I have a spring Batch job that basically reads from a file, processes each line and writes to an output (another file). Since the processing step is costly I want to have it run in multiple threads, but since the reading and writing steps are using files, those steps must be run on a single thread. I ended up having 3 flows, each running in parallel, with one step each, synchronized on 2 BlockingQueues. The read step reads from the file and writes to one queue. The processing step is multi-threaded and reads from the queue, processes and writes to another queue. The write step, reads from the second queue and writes the output to another file.

It works pretty well, except that i can't find a clean and 'fast' way to stop the job when everything is done. Right now i'm using 'poll' with a timeout on both queues, and assuming that if no item is present for some amount of seconds, then we're done. This delays the job termination by the specified amount of seconds, and i can't use a very small amount of time because by some external force (like machine load) the job can suffer delays.

I tried using something like a Poison Pill, but the problem is that if i override the 'doRead' method on the FlatFileItemReader to return a Poison Pill when it gets a 'null' (signifying end-of-file) then this reader will never end and the job never terminates.

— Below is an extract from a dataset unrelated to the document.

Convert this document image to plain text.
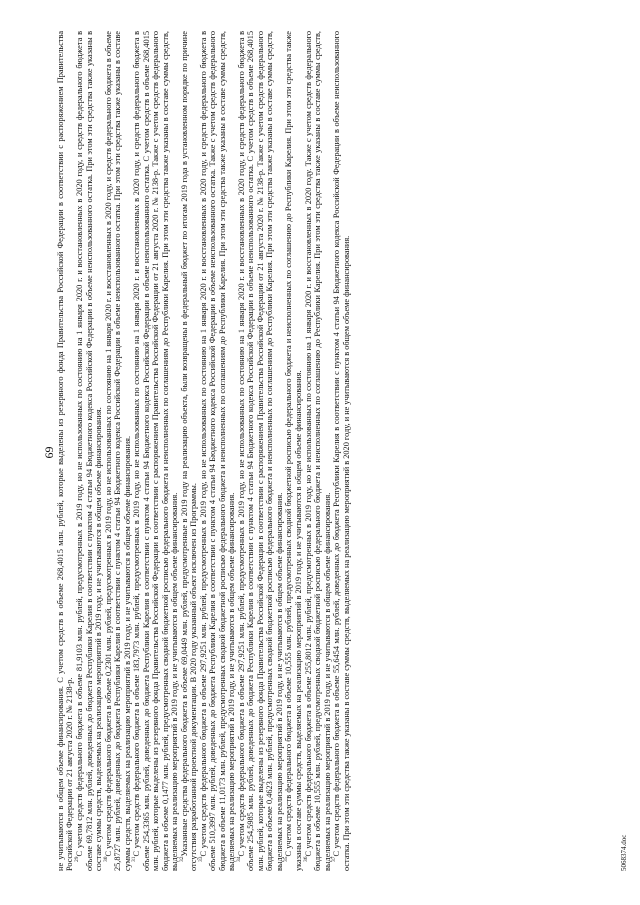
69 не учитываются в общем объеме финансирования. С учетом средств в объеме 268,4015 млн. рублей, которые выделены из резервного фонда Правительства Российской Федерации в соответствии с распоряжением Правительства Российской Федерации от 21 августа 2020 г. № 2138-р. $^{29}$С учетом средств федерального бюджета в объеме 81,9103 млн. рублей, предусмотренных в 2019 году, но не использованных по состоянию на 1 января 2020 г. и восстановленных в 2020 году, и средств федерального бюджета в объеме 69,7812 млн. рублей, доведенных до бюджета Республики Карелия в соответствии с пунктом 4 статьи 94 Бюджетного кодекса Российской Федерации в объеме неиспользованного остатка. При этом эти средства также указаны в составе суммы средств, выделяемых на реализацию мероприятий в 2019 году, и не учитываются в общем объеме финансирования. $^{30}$С учетом средств федерального бюджета в объеме 0,2301 млн. рублей, предусмотренных в 2019 году, но не использованных по состоянию на 1 января 2020 г. и восстановленных в 2020 году, и средств федерального бюджета в объеме 25,8727 млн. рублей, доведенных до бюджета Республики Карелия в соответствии с пунктом 4 статьи 94 Бюджетного кодекса Российской Федерации в объеме неиспользованного остатка. При этом эти средства также указаны в составе суммы средств, выделяемых на реализацию мероприятий в 2019 году, и не учитываются в общем объеме финансирования. $^{31}$С учетом средств федерального бюджета в объеме 183,7973 млн. рублей, предусмотренных в 2019 году, но не использованных по состоянию на 1 января 2020 г. и восстановленных в 2020 году, и средств федерального бюджета в объеме 254,3365 млн. рублей, доведенных до бюджета Республики Карелия в соответствии с пунктом 4 статьи 94 Бюджетного кодекса Российской Федерации в объеме неиспользованного остатка. С учетом средств в объеме 268,4015 млн. рублей, которые выделены из резервного фонда Правительства Российской Федерации в соответствии с распоряжением Правительства Российской Федерации от 21 августа 2020 г. № 2138-р. Также с учетом средств федерального бюджета в объеме 0,1477 млн. рублей, предусмотренных сводной бюджетной росписью федерального бюджета и неисполненных по соглашениям до Республики Карелия. При этом эти средства также указаны в составе суммы средств, выделяемых на реализацию мероприятий в 2019 году, и не учитываются в общем объеме финансирования. $^{32}$Указанные средства федерального бюджета в объеме 69,0449 млн. рублей, предусмотренные в 2019 году на реализацию объекта, были возвращены в федеральный бюджет по итогам 2019 года в установленном порядке по причине отсутствия разработанной проектной документации. В 2020 году указанный объект исключен из Программы. $^{33}$С учетом средств федерального бюджета в объеме 297,9251 млн. рублей, предусмотренных в 2019 году, но не использованных по состоянию на 1 января 2020 г. и восстановленных в 2020 году, и средств федерального бюджета в объеме 510,3997 млн. рублей, доведенных до бюджета Республики Карелия в соответствии с пунктом 4 статьи 94 Бюджетного кодекса Российской Федерации в объеме неиспользованного остатка. Также с учетом средств федерального бюджета в объеме 11,0173 млн. рублей, предусмотренных сводной бюджетной росписью федерального бюджета и неисполненных по соглашениям до Республики Карелия. При этом эти средства также указаны в составе суммы средств, выделяемых на реализацию мероприятий в 2019 году, и не учитываются в общем объеме финансирования. $^{34}$С учетом средств федерального бюджета в объеме 297,9251 млн. рублей, предусмотренных в 2019 году, но не использованных по состоянию на 1 января 2020 г. и восстановленных в 2020 году, и средств федерального бюджета в объеме 254,5985 млн. рублей, доведенных до бюджета Республики Карелия в соответствии с пунктом 4 статьи 94 Бюджетного кодекса Российской Федерации в объеме неиспользованного остатка. С учетом средств в объеме 268,4015 млн. рублей, которые выделены из резервного фонда Правительства Российской Федерации в соответствии с распоряжением Правительства Российской Федерации от 21 августа 2020 г. № 2138-р. Также с учетом средств федерального бюджета в объеме 0,4623 млн. рублей, предусмотренных сводной бюджетной росписью федерального бюджета и неисполненных по соглашениям до Республики Карелия. При этом эти средства также указаны в составе суммы средств, выделяемых на реализацию мероприятий в 2019 году, и не учитываются в общем объеме финансирования. $^{35}$С учетом средств федерального бюджета в объеме 10,555 млн. рублей, предусмотренных сводной бюджетной росписью федерального бюджета и неисполненных по соглашению до Республики Карелия. При этом эти средства также указаны в составе суммы средств, выделяемых на реализацию мероприятий в 2019 году, и не учитываются в общем объеме финансирования. $^{36}$С учетом средств федерального бюджета в объеме 255,8012 млн. рублей, предусмотренных в 2019 году, но не использованных по состоянию на 1 января 2020 г. и восстановленных в 2020 году. Также с учетом средств федерального бюджета в объеме 10,555 млн. рублей, предусмотренных сводной бюджетной росписью федерального бюджета и неисполненных по соглашению до Республики Карелия. При этом эти средства также указаны в составе суммы средств, выделяемых на реализацию мероприятий в 2019 году, и не учитываются в общем объеме финансирования. $^{37}$С учетом средств федерального бюджета в объеме 55,6454 млн. рублей, доведенных до бюджета Республики Карелия в соответствии с пунктом 4 статьи 94 Бюджетного кодекса Российской Федерации в объеме неиспользованного остатка. При этом эти средства также указаны в составе суммы средств, выделяемых на реализацию мероприятий в 2020 году, и не учитываются в общем объеме финансирования.	5068374.doc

Does anyone have a suggestion? From the documentation i know that i could probably just put a "synchronized" on the reader from the read Step (file) and on the writer in the Write Step (file), but i'd really prefer a different solution.

2

2 Answers

2
votes

You can just add a stateful variable in your reader to track the end of the job.

public PoisoningReader<T> extends FlatFileItemReader<T> {
    private boolean endJob = false;

    @Override
    public T doRead() {
        if (endJob) {
            return null;
        }

        T object = super.doRead();
        if (object == null) {
            endJob = true;
            return new PoisonPill();
        }
        return item;
    }
0
votes

So, i'm going to post my solution in case anyone is interested or faces a similar problem.

I, summary i ended up using a Poison Pill as Dean Clark suggested. I eventually simplified the job to only use one BlockingQueue, but i still had the problem of how to inject the Poison Pill, since it's a queue shared between steps, not inside one single step..

Basically, instead of mucking around the Readers to return the Poison Pill, and the processors to detect it and ignore it, i just let Spring Batch run normally and i just added a listener to the Step responsible for injecting the Poison Pill. This listener overrides "afterStep" and just adds it to the Queue. The Step reading from the Queue will get the Poison Pill and the end of the Queue, signifying "no more work to do" and will terminate normally, by returning null.

Another 'quirk' to this is that in one Job, the Step that reads from the Queue is configured with a ThreadPool to process items in parallel so i need to kill/unblock all the threads reading from the Queue. A nice trick was having the Reader read from the Queue and if it's a Poison Pill, just re-inject it into the Queue and return null. This way every thread get's a Poison Pill and terminates properly.